Amazon officials declined to discuss other potential locations outside of Illinois. The Economic Development for a Growing Economy program, or EDGE program, requires that companies seeking state support must document “active consideration of a competing location in another state.”

A forklift operator moves a pallet of goods at an Amazon.com fulfillment center in DuPont, Wash., on Feb. 13, 2015.   (AP Photo/Ted S. Warren, File)
A forklift operator moves a pallet of goods at an Amazon.com fulfillment center in DuPont, Wash., on Feb. 13, 2015.   (AP Photo/Ted S. Warren, File)

The value of Amazon’s tax break under EDGE is not clear. The Commerce Department denied an Associated Press request for a copy of the 10-year agreement, which has not yet been signed.

The nonprofit Center for Tax and Budget Accountability in Chicago estimates that the minimum annual value of Amazon’s tax credits is $975,000, based on warehouse jobs with starting pay of $13 an hour, with some starting at nearly $15 an hour.

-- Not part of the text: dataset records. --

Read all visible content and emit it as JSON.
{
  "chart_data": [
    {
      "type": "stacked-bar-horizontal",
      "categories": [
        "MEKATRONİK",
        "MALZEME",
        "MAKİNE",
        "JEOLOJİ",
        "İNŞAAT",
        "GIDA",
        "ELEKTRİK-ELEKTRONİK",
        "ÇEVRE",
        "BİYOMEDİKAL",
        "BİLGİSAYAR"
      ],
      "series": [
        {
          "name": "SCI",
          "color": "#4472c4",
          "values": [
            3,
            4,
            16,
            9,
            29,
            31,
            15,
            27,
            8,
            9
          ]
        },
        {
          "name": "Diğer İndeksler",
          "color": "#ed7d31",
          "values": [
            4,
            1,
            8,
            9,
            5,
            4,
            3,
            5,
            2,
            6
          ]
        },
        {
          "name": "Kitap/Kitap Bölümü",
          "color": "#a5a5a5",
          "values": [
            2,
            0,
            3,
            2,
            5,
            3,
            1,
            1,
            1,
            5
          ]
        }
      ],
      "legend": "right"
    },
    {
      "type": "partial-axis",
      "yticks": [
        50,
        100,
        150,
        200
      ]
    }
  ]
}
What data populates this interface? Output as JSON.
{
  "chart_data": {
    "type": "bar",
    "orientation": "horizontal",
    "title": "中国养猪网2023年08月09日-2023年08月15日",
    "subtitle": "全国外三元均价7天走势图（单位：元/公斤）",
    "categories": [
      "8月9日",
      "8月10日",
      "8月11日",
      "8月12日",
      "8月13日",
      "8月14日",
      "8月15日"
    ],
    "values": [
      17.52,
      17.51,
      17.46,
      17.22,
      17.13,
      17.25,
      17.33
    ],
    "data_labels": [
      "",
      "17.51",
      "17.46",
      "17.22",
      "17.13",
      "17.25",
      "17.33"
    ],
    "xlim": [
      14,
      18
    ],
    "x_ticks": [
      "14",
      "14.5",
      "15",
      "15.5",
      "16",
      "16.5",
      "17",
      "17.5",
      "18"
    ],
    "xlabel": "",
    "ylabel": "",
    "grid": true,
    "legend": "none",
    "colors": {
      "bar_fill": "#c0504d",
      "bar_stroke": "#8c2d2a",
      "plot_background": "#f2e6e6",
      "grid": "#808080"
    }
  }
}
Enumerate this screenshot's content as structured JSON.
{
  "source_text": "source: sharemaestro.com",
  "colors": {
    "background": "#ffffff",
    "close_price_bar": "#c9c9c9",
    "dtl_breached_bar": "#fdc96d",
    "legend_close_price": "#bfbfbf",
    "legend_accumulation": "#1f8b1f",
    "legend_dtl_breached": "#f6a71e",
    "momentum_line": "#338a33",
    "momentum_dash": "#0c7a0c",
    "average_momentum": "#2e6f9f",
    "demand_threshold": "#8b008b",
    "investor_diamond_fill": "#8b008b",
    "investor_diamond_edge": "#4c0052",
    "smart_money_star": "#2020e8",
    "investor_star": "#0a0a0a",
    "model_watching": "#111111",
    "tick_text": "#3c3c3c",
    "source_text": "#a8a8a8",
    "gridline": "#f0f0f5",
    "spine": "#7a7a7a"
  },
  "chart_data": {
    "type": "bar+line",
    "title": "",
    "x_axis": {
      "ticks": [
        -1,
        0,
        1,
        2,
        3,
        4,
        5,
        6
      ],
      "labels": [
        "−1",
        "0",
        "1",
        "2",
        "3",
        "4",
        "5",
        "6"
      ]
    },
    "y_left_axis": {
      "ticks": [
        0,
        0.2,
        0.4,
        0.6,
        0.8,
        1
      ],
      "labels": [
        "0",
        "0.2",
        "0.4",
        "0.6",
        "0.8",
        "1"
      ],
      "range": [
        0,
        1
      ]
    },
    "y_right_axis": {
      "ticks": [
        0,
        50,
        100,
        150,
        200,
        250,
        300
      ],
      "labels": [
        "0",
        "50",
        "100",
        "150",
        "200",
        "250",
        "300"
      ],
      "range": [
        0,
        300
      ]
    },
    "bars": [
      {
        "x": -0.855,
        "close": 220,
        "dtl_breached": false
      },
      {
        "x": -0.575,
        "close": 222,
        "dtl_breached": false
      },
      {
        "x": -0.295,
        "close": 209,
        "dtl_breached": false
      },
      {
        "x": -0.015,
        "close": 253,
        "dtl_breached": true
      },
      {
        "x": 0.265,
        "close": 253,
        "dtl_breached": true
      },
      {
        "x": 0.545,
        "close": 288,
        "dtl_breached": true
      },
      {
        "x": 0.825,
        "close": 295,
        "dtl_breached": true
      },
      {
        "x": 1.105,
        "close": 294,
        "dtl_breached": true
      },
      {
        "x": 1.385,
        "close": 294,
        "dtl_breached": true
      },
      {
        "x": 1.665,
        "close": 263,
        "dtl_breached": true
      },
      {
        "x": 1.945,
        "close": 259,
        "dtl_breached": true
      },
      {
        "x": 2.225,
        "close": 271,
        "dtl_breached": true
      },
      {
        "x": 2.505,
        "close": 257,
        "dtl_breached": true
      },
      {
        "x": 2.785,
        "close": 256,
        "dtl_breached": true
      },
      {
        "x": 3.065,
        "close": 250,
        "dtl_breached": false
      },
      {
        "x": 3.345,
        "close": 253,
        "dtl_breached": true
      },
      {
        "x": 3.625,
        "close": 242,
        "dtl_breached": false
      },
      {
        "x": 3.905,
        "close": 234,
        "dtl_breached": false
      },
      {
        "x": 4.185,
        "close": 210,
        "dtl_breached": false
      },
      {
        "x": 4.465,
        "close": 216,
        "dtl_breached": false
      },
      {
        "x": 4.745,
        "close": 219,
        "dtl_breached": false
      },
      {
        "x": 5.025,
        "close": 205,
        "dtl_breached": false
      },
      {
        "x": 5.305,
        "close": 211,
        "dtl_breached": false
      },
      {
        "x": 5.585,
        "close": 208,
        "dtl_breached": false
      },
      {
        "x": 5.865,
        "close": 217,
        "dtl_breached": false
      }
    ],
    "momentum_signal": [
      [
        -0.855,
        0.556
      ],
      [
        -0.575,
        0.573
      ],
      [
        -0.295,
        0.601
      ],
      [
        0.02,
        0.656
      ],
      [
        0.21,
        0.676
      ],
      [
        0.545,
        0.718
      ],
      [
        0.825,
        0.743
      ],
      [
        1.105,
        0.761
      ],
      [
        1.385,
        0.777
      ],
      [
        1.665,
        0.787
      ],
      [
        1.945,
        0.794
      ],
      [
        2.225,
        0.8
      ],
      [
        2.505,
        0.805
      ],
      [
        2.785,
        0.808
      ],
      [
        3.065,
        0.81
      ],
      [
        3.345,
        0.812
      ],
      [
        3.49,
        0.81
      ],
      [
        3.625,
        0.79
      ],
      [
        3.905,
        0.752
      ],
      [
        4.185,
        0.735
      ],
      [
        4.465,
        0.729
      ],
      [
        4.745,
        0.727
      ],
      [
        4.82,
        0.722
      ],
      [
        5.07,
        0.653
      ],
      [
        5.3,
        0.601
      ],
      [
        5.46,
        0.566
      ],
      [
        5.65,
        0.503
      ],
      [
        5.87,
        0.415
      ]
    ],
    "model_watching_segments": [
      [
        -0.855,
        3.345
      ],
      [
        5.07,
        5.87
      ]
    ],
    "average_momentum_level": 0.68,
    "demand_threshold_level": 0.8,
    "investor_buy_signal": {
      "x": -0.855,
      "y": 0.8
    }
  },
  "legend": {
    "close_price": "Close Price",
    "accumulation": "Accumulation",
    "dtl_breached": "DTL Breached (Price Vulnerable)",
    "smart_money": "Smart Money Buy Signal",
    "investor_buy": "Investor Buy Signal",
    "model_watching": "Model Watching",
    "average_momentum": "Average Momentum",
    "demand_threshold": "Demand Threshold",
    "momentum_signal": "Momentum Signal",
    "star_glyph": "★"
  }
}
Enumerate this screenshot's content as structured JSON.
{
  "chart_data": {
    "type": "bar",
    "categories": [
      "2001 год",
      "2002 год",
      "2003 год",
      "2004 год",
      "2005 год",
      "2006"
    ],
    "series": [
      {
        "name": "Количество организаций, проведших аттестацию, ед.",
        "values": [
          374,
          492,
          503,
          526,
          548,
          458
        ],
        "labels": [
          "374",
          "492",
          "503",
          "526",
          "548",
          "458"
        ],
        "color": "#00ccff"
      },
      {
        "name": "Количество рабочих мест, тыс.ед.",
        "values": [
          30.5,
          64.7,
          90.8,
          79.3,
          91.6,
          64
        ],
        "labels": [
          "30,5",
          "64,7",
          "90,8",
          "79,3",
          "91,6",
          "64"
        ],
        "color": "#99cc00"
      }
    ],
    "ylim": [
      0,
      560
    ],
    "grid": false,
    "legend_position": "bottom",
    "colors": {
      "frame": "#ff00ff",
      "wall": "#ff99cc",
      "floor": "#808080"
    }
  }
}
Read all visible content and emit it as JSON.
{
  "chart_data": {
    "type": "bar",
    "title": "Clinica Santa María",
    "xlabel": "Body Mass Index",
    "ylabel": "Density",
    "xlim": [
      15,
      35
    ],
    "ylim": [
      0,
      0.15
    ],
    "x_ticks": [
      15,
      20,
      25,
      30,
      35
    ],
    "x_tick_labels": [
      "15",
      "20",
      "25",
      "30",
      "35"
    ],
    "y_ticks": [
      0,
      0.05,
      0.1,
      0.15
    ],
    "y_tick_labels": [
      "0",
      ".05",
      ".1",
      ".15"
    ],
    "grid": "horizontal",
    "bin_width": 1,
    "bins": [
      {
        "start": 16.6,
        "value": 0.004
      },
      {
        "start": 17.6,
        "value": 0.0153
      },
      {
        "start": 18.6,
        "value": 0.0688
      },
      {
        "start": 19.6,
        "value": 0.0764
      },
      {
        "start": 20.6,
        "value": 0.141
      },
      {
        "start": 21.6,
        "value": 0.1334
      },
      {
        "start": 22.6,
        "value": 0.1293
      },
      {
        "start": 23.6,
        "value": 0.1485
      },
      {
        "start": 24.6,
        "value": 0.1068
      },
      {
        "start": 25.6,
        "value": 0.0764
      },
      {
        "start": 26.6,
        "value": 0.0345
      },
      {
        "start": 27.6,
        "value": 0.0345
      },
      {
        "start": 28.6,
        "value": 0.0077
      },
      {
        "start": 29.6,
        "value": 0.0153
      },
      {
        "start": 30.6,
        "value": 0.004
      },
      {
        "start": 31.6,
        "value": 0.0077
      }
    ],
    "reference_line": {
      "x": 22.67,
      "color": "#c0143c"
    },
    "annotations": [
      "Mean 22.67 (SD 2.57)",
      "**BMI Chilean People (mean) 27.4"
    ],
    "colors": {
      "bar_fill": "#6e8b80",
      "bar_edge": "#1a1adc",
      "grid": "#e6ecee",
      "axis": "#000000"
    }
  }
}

One state not at the bargaining table was Wisconsin, which recently agreed to provide Amazon with up to $10.3 million in tax credits in exchange for two distribution centers near Kenosha that came with the promise of 1,250 new jobs.

“The Wisconsin Economic Development Corporation was not involved in attraction efforts for the Amazon facility planned for Joliet, Illinois,” said agency spokesman Steven Michels.

While Amazon will be able to offset its corporate tax bill for up to 10 years with credits for its employees’ state withholding taxes, Illinois’s budget woes mean the company can’t claim state job training money or receive further tax breaks offered to “high impact” businesses.

As a candidate last year, Rauner vowed to cap EDGE credits if elected. Once in office, he eliminated a program provision that extended those incentives to companies that merely retained jobs rather than created new ones.

In 2014, the state issued $206.5 million in EDGE tax credits—a $90 million increase from the previous year. That marked a 14-year high in a program that has issued $1.12 billion worth of corporate tax credits since 2001.

Rep. David Harris is among the lawmakers from both major parties who’ve called for further scrutiny of how the state administers tax breaks. Though unfamiliar with the specifics of the Amazon offer, he suggested that Illinois has little choice when competing for sizable corporate investments.

“Certainly the state is in a difficult financial situation,” he said. “But whether we like it or not, it is a competitive environment. We’ve got to be able to be in the ballpark to talk.”